Ma saincte, sans mentir, confesse moy ce poinct,
M’ayme-tu de bon cœur, ou si tu le déguise ?
Ma foy, soit que tu ayme, ou que tu n’ayme point :
Tu as beaucoup d’amour, ou beaucoup de feintise.
Mais si tu n’ayme point, à quoy tant de douceurs ?
Et si tu aymes bien à quoy tant de rudesses ?
Faut-il nourrir amour de haineuses rigueurs,
Et la haine allaicter d’amoureuses carresses ?
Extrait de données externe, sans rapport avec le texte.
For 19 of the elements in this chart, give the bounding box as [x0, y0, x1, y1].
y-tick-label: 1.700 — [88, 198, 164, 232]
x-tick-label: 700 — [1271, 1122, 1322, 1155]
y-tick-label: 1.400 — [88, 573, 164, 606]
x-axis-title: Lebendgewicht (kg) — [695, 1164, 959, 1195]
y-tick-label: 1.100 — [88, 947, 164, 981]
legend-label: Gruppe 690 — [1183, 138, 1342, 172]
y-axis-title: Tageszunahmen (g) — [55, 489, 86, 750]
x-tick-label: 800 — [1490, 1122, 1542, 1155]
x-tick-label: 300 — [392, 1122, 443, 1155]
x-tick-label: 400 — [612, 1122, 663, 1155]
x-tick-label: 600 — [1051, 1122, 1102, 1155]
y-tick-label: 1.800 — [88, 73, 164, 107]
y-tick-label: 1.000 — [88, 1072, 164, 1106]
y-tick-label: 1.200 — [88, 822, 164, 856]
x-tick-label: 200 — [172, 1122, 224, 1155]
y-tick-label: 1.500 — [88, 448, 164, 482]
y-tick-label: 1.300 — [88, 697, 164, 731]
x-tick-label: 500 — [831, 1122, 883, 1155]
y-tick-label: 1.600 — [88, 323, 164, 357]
Souvent un faux amour est si bien coloré
Qu’il est bien mal aisé d’en découvrir la feinte,
Puis ce qu’on ayme tant, n’est jamais asseuré
Un tel thresor ne peut se posseder sans crainte.
Estrange effect d’amour ! Quand te panchant sur moy
Maistresse, je te tiens quelque fois embrassée,

Encor ne suis-je pas asseuré que c’est toy
Tant je crain qu’un demon ne trouble ma pensée.
D’Ixion malheureux je crain la vanité,
Et que pensant tenir ma Junon toute nuë,
Le ciel pour me punir de ma temerité,
Ne suppose en mes bras l’idole d’une nuë.